HBeAg seroconversion is an important milestone in the treatment of HBeAg-positive patients, with the rates ranging from 17 to 46% after 2–5 years of cART [11, 14, 27]. After an average of 5.1 years of anti-HBV therapy, HBeAg seroconversion occurred in 16.9% (11/65) in our study. In contrast, HBsAg loss was generally uncommon in HIV/HBV-coinfected patients and only 4.1% of our patients lost their HBsAg and 1.9% achieved HBsAg seroconversion.
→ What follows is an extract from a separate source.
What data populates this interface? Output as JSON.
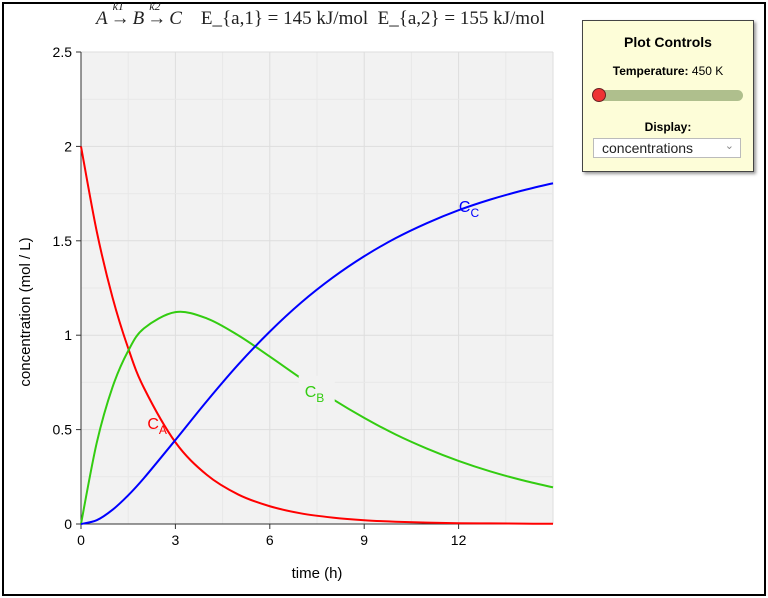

A study by Kosi et al. showed the rate of HBsAg loss was estimated 30% in TDF-treated patients at year 5, which was much higher than that observed in our study [11]. Unlike the HBV-infected population in Taiwan where most of our patients were infected with HBV from mother-to-child transmission [28], only 3% of the patients in Kosi’s study acquired HBV from vertical transmission. This might explain the discrepancy observed in response of HBsAg to anti-HBV therapy.

Our study has several limitations. First, due to the nature of retrospective study, data of HBV DNA load, genotype and serologic markers of HBV were incomplete. It is, therefore, that 40% of the patients with HIV/HBV coinfection were not included in the analyses (Fig. 1). Second, liver elastography or biopsies were not performed and we were unable to precisely evaluate the effect of long-term treatment on the evolution of liver fibrosis. Third, anti-HCV therapy might influence HBV DNA level and the evaluation of anti-HBV activity of 3TC- or TDF-based cART. However, only three of our patients had received anti-HCV therapy before inclusion. In the sensitivity analysis with the exclusion of these patients, the findings of our study were not changed. Fourth, we did not analyze the resistance mutations of HBV to TDF. Although most occasions of HBV virological breakthrough were likely associated with non-adherence to cART, the possibility of TDF resistance of HBV in the long-term warrants more follow-up studies. Finally, while TDF remains the most commonly used nucleotide reverse-transcriptase inhibitor in areas of high HBV endemicity, we were not able to examine the effectiveness in maintaining HBV suppression with TAF-containing cART. While TAF is as efficacious as TDF as the first-line anti-HBV therapy in HIV-negative patients [29], clinical experience with TAF in HIV/HBV-coinfected patients remains limited [30].

In conclusion, TDF-containing cART could maintain durable HBV viral suppression in HIV/HBV-coinfected patients and those with HBeAg positivity before treatment were less likely to achieve HBV viral suppression. Despite long-term TDF therapy with sustained suppression of HBV replication, seroconversion of HBsAg remained infrequent among HIV/HBV-coinfected patients in a country of hyperendemicity of HBV infection.